SEATTLE MAN SENTENCED FOR TAX FRAUD SCHEME
Defendant Recruited Low-Income Women to File False Tax Returns
DONALD SHAWN VINSON, 37, of Seattle Washington, was sentenced today in U.S. District Court in Seattle to two years in prison, three years of supervised release and $20,095 in restitution for Conspiracy to Defraud the United States. VINSON pleaded guilty June 14, 2007, admitting that in 2003, he worked with at least eight other people to defraud the IRS by submitting false W-2 forms and claiming false dependants on tax returns. At sentencing U.S. District Judge Ricardo S. Martinez noted that VINSON had a lengthy criminal history, but had appeared to turn his life around shortly before his federal arrest. “I hope you are honest and truthful when you say that hanging out with the wrong people got you here, and you won’t make that mistake in the future.”
According to documents filed in the case, VINSON recruited other people (“filers”) to file fraudulent tax returns in their own names, addresses and social security numbers. VINSON created false Forms W-2, with fabricated amounts of tax withholdings, in the names and social security numbers of the filers. VINSON further caused the filers to claim dependents on their tax returns in order to fraudulently obtain the Earned Income Tax Credit (EITC). VINSON knew that these filers were not entitled to the EITC either because the named dependents were not actual dependents of the filer, or because the wages reflected on the returns were reported in fraudulent amounts permitting the unlawful application of the EITC. The amounts claimed by VINSON total over $30,000, and involve federal income tax returns filed for the 2003 and 2004 tax years. VINSON drove some of the filers to tax preparation offices so they could make their false filings, and then took half of the money the filers got as a tax refund.

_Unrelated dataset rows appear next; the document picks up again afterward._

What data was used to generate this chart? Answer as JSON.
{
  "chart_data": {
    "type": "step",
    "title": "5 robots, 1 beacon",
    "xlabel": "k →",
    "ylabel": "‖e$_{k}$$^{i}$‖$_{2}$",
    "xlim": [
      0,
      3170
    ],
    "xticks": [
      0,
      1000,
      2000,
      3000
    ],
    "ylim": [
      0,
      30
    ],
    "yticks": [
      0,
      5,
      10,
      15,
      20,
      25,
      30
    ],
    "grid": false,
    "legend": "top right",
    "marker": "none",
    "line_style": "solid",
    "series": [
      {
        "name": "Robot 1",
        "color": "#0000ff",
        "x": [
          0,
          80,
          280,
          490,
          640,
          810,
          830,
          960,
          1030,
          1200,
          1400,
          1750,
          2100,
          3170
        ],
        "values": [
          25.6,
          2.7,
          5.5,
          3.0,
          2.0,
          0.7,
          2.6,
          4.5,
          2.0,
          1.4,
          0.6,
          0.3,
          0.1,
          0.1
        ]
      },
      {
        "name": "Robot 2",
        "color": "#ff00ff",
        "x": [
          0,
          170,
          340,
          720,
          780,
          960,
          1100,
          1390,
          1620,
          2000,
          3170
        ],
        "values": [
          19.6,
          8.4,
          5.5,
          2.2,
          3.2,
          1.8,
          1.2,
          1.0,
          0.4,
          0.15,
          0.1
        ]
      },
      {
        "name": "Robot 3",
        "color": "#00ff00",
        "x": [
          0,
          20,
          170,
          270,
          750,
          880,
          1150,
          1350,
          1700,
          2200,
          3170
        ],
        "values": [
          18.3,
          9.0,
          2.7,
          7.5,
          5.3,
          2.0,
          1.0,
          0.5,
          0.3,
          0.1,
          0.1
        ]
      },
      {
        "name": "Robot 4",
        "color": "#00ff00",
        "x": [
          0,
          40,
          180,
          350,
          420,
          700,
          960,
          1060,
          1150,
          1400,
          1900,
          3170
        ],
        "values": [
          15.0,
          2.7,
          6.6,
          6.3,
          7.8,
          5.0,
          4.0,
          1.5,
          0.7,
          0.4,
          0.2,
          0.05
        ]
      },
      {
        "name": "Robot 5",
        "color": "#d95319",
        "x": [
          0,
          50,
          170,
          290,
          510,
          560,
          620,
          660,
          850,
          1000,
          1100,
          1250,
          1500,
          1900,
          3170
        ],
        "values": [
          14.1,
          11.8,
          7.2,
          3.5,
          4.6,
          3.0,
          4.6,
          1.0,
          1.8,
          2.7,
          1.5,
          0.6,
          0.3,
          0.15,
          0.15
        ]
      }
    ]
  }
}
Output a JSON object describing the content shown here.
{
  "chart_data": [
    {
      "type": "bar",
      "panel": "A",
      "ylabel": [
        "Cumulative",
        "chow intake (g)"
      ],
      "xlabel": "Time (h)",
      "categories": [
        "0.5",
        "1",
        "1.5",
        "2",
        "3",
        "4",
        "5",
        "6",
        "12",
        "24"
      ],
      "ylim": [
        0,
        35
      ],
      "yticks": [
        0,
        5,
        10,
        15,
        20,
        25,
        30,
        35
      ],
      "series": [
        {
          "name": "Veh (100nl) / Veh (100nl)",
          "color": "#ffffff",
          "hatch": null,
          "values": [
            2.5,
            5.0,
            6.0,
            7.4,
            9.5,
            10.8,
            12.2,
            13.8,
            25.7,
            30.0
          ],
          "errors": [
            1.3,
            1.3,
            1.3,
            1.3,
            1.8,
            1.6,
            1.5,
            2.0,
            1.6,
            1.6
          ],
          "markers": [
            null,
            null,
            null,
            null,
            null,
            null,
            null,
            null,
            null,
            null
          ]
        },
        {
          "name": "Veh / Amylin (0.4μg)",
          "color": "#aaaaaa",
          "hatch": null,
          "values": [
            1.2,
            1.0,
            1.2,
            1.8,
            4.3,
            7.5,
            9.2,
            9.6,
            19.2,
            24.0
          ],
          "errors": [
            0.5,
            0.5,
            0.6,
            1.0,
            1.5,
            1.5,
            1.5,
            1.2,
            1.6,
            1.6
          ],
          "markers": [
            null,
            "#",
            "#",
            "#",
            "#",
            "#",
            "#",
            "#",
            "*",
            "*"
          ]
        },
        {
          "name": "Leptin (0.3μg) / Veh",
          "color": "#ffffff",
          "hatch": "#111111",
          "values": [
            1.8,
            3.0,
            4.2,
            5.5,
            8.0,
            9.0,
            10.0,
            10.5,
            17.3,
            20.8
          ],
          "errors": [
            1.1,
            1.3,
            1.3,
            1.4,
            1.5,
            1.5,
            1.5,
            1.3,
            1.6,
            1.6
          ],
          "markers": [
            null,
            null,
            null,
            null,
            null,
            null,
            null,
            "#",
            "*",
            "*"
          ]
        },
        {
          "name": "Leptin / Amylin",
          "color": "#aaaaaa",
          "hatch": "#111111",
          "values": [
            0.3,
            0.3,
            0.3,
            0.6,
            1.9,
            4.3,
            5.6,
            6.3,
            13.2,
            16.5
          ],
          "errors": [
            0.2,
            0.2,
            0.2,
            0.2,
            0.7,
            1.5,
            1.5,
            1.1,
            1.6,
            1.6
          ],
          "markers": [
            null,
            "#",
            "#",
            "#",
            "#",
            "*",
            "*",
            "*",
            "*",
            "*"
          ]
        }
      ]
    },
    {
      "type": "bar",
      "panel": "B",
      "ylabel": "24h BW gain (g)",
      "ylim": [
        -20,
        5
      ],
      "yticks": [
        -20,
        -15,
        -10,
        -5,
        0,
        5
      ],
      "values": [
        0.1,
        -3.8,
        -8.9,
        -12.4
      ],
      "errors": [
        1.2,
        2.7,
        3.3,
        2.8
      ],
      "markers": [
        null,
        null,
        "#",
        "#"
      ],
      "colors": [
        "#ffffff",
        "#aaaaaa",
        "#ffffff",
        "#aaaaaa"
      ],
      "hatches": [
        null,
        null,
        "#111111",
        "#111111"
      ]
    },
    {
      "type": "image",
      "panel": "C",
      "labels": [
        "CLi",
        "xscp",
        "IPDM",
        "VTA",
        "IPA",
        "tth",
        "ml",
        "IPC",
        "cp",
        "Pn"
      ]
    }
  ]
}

In asking for the two year sentence, Assistant United States Attorney Janet Freeman noted that the tax filers might not have engaged in this criminal conduct if they had not been recruited by VINSON. “The defendant instructed others on how to commit the fraud. He provided the necessary paperwork for them to do so. The filers used their real names and social security numbers and, thus, they were the ones left holding the bag.” The filers, many of them single mothers or low-income women on public assistance, will have to repay the IRS for the refunds including penalties and interest, and they will have their tax accounts flagged for any irregularities for years to come.
The case was investigated by the Internal Revenue Service - Criminal Investigation and was prosecuted by Assistant United States Attorney Janet Freeman.